During the study period, there were 9,037 discharges with sufficient data to be included in the analysis. Of these, 2,913 (32.2 percent) were cared for by hospitalists teams and 6,124 (67.8 percent) were cared for by non-hospitalist teams. The average length of stay in the hospitalist group was 5.01 days, compared with 5.87 days in the non-hospitalist group. There were no differences between the two groups in readmission or death rate in the hospital or within 30 days.

“Hospitalist care had the strongest association with length of stay in patients with specific diagnoses, including cerebrovascular accidents (strokes), congestive heart failure, pneumonia, sepsis, urinary tract infections and asthma/chronic obstructive pulmonary disease,” the authors write. “The close monitoring and continuous presence offered by hospitalists may allow for earlier discharge because hospitalists are more likely to detect clinical improvement in real time and to make appropriate adjustments in treatment regimens.”

Hospitalist care was also more strongly associated with shorter length of stay in patients who had complex discharge planning needs, such as home health care services, rehabilitation or transfer to a nursing facility. “We were able to measure discharge planning needs with the use of a separate discharge disposition code, which was assigned independent of billing at the time of discharge,” the authors write. “We believe that the greater reduction in length of stay associated with complex discharge planning reflects hospitalist skills in working with ancillary staff, such as social workers or discharge planners.”
(Arch Intern Med. 2007;167(17):1869-1874.

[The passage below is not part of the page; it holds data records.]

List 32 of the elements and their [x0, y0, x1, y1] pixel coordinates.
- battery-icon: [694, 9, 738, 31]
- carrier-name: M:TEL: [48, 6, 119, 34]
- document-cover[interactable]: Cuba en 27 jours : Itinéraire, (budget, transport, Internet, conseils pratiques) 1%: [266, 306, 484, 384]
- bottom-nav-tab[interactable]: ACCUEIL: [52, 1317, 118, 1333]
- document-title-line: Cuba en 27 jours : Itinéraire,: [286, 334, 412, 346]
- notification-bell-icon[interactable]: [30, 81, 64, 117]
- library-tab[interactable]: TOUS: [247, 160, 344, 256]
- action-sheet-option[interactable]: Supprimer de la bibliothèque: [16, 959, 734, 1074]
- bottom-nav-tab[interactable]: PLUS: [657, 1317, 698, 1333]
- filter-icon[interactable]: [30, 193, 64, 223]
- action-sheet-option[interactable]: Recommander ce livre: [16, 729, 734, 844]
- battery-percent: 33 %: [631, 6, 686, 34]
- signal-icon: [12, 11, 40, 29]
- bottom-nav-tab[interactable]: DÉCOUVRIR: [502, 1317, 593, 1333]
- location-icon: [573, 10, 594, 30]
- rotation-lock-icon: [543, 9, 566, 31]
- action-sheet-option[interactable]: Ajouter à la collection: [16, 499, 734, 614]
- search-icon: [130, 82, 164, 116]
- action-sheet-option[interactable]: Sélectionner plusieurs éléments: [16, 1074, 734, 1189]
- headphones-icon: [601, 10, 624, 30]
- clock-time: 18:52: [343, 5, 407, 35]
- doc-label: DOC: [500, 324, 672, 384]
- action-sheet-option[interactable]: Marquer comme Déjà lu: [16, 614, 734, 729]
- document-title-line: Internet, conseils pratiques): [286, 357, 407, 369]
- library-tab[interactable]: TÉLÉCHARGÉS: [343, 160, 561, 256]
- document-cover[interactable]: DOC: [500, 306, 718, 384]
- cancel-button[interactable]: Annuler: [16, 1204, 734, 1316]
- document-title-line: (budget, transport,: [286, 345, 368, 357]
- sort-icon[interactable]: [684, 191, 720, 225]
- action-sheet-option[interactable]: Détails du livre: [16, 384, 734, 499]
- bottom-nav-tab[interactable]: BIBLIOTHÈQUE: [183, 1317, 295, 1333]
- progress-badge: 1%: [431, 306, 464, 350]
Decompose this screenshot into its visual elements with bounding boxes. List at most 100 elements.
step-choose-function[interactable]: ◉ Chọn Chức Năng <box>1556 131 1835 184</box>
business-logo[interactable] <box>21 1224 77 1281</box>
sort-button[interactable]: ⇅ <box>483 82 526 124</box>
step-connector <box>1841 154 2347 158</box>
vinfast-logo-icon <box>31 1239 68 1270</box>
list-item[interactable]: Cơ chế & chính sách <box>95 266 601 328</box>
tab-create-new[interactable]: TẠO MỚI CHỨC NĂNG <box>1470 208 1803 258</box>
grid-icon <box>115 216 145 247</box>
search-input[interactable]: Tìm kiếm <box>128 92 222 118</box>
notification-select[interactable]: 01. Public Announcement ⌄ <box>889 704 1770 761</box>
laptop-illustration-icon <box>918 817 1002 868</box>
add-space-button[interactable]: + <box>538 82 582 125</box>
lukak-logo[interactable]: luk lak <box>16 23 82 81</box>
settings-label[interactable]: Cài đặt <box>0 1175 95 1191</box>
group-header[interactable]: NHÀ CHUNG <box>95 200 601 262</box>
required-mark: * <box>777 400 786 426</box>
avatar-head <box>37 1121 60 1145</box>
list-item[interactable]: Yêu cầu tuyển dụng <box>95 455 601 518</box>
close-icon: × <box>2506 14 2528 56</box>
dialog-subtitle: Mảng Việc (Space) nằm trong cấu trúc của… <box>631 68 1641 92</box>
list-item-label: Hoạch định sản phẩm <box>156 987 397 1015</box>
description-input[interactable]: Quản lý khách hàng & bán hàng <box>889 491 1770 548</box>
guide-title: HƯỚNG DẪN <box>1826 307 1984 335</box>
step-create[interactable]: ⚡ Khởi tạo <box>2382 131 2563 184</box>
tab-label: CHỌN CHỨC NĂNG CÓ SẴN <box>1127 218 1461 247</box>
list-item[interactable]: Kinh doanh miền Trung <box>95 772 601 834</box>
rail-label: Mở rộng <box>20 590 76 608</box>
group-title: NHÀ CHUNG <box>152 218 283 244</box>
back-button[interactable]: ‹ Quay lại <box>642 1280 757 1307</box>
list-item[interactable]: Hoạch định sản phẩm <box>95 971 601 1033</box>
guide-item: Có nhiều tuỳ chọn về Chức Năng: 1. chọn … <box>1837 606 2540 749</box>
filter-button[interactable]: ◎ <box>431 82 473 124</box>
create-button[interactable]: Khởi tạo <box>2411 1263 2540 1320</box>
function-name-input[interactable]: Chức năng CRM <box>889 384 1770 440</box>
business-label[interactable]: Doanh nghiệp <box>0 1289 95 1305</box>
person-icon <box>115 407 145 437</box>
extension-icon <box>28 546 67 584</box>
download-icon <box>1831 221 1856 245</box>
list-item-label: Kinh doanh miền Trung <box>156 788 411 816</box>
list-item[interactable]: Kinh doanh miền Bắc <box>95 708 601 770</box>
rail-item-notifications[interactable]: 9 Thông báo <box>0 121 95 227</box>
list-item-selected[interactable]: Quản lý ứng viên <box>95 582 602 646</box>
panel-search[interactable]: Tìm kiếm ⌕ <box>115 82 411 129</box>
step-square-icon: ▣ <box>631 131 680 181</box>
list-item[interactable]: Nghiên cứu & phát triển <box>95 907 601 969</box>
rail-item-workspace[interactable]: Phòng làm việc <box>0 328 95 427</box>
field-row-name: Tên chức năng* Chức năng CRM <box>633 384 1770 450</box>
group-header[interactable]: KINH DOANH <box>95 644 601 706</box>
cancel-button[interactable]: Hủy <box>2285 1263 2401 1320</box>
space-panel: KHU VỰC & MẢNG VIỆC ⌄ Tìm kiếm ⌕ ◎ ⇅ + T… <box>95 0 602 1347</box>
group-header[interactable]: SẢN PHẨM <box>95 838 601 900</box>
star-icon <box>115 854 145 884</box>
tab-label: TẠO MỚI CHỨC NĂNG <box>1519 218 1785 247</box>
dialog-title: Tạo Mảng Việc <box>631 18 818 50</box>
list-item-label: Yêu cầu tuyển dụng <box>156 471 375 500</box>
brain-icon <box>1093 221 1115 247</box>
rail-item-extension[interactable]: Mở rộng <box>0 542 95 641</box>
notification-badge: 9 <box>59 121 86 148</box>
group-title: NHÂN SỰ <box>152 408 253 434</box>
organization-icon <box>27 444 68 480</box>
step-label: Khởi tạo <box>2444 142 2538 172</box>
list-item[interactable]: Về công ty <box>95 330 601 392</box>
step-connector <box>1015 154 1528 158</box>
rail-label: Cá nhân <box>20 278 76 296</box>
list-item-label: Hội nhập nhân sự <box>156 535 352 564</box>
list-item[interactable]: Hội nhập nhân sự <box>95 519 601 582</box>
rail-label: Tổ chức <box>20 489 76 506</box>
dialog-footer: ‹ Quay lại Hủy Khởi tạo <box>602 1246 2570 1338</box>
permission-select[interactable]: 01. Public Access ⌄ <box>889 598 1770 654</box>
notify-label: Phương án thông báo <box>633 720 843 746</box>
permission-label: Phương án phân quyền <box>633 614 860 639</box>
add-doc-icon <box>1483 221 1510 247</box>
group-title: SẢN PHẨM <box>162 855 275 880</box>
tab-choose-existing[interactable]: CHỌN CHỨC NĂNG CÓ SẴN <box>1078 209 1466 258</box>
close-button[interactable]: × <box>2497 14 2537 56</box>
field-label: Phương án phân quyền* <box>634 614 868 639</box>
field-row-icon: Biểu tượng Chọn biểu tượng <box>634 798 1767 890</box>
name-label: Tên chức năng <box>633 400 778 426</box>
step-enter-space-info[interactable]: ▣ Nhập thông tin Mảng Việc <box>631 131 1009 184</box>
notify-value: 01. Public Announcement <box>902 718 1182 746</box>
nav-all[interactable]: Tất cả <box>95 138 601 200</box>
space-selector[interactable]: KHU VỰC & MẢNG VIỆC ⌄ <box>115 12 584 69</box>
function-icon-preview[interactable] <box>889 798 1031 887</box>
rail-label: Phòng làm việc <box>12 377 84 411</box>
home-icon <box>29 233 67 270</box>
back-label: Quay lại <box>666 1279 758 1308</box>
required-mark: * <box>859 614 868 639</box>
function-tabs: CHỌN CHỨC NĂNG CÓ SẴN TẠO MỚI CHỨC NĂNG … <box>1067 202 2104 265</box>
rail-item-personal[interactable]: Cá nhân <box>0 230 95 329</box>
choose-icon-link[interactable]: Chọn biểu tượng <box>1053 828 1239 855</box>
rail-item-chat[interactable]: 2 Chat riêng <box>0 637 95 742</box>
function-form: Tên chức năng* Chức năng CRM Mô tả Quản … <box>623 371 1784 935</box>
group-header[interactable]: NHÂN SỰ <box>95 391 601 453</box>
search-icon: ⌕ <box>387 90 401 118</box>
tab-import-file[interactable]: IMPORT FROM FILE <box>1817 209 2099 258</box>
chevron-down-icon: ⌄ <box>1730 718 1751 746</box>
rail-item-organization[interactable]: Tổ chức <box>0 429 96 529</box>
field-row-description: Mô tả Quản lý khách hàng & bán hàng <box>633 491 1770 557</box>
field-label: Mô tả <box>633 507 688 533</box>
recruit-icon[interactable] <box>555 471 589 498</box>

Editor's Note: This study was supported by the Institute for Medical Effectiveness Research, a joint project of the Albert Einstein College of Medicine and the North Shore–Long Island Jewish Health System, and the Clinical Investigation Core of the Center for AIDS Research at the Albert Einstein College of Medicine and Montefiore Medical Center. Please see the article for additional information, including other authors, author contributions and affiliations, financial disclosures, funding and support, etc.